There have been extensive studies on heuristics that humans use when proving theorems, and their applications to automation. Ganesalingam and Gowers [9] give a nice overview of the history of such efforts. Some of the more recent approaches include the concept of proof plans introduced by Bundy [7, 8]. Among proof tools implemented in major proof assistants, the grind tactic [15] and the “waterfall” algorithm in ACL2 [10] both attempt to emulate human reasoning processes. Compared to these studies, we place a bigger emphasis on search, in order to be tolerant to mistaken steps, and to try different heuristics in parallel. We also focus more on heuristics for applying single theorems, although the system is designed with the possibility of higher-level heuristics in mind (in particular with the use of item types).

Finally, tactic-based automation such as auto, simp, and fast in Isabelle also use heuristics in the sense that they apply theorems directionally, and are able to carry out procedures. The main difference with our approach is the search mechanism used. In tactic-based automation, the search is conducted over the space of proof states, which consists of the current goal and a list of subgoals. For blast and other tableau-based methods, the search is over the space of possible tableaux. In our approach, the search is saturation-based, and performed over the space of propositions derivable from the initial assumptions.

A similar “blackboard” approach is used for heuristic theorem proving by Avigad et al. [1], where the focus is on proving real inequalities. The portion of our system concerning inequalities is not as sophisticated as what is implemented there. Instead, our work can be viewed as applying a similar technique to all forms of reasoning.

6 Conclusion

In this paper, we described an approach to automation in interactive theorem proving that can be viewed as a mix of the currently prevailing approaches. While the ideas behind the prover are mostly straightforward, we believe the combination of these ideas is underexplored and, given the examples above, holds significant promise that warrants further exploration.

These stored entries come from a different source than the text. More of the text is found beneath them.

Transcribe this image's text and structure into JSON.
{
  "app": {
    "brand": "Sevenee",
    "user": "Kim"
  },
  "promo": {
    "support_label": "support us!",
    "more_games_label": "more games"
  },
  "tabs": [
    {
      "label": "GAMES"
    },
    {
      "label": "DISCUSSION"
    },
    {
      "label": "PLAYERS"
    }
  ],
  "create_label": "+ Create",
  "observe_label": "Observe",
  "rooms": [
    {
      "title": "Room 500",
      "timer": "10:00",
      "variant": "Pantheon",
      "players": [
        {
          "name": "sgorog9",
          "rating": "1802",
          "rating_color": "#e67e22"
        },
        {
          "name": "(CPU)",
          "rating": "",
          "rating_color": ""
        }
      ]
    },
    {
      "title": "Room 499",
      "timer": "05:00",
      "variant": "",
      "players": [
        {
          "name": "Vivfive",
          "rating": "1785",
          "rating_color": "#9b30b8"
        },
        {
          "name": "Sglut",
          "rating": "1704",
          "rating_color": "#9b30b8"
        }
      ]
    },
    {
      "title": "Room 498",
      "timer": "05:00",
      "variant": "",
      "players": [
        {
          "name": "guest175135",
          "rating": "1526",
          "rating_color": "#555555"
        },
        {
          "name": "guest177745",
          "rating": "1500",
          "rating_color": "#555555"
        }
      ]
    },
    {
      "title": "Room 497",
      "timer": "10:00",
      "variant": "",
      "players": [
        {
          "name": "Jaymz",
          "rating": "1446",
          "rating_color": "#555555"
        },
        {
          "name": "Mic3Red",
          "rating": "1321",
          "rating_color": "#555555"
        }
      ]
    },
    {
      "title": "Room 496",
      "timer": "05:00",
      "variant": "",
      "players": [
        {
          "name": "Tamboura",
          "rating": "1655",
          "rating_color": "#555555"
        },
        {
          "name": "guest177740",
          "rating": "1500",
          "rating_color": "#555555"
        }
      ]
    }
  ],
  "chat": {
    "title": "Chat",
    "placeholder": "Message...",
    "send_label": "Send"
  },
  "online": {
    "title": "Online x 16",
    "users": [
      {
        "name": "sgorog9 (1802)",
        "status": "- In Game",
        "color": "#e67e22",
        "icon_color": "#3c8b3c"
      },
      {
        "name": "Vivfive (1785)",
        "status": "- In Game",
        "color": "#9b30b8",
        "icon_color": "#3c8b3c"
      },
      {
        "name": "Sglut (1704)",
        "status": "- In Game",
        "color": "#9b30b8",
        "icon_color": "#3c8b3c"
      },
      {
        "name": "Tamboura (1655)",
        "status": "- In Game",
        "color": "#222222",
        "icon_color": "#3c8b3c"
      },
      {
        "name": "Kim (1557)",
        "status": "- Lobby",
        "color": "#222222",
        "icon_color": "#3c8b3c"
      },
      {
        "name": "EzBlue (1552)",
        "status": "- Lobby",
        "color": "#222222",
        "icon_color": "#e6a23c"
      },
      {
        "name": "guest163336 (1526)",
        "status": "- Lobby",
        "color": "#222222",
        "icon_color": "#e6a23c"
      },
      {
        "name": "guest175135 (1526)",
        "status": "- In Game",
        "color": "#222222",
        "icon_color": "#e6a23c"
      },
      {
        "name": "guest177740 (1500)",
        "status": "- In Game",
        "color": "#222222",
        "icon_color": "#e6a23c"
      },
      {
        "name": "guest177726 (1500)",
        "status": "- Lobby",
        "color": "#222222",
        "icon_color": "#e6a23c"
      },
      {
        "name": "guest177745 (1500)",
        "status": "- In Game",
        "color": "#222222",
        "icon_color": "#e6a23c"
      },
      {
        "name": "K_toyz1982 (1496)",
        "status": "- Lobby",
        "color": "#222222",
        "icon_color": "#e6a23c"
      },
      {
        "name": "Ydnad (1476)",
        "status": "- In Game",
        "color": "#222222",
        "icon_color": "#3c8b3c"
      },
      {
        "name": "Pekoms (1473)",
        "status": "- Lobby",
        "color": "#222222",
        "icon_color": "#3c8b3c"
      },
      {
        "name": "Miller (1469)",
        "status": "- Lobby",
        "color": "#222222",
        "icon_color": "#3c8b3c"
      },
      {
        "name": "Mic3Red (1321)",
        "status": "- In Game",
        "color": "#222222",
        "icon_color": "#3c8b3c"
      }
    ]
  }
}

There are many aspects of auto2 that can be improved in the future. Two immediate points are performance and debugging. The E-matching process is far from optimized, in the sense of [11]. For debugging, the program currently outputs the list of updates applied to the state. One might instead want to view and traverse the dependency graph of updates. One would also like to query the rewrite table at any point in the proof.

There are also many directions of future research. I will just list three main points:

  • The scoring function is currently very simple. Except for a few cases, there is currently no attempt at take into account during scoring the proof step used. Instead, one would like to distinguish between proof steps that “clearly should be applied”, and those that should be applied “with reluctance”. There is also the possibility of using various machine learning techniques to automatically adjust the scoring function for individual proof steps.

  • Several aspects of elementary reasoning, such as dealing with associative-commutative functions, and with ordered rings and fields, pose special challenges for computers. While the current implementation is sufficient in these aspects for the examples at hand, more will need to be done to improve in both completeness and efficiency.

  • Finally, one would like to improve auto2’s ability to reason in other, diverse areas of mathematics and computer science. On the verification of imperative programs front, one would like to know how well auto2 can work with separation logic, or perhaps a framework based on a mix of separation logic and“natural” reasoning used in the given examples will be ideal. On the mathematical front, each field of mathematics offers a distinctive system of heuristics and language features. One would like to expand the collection of proof steps, as well as proof script syntax, to reflect these features.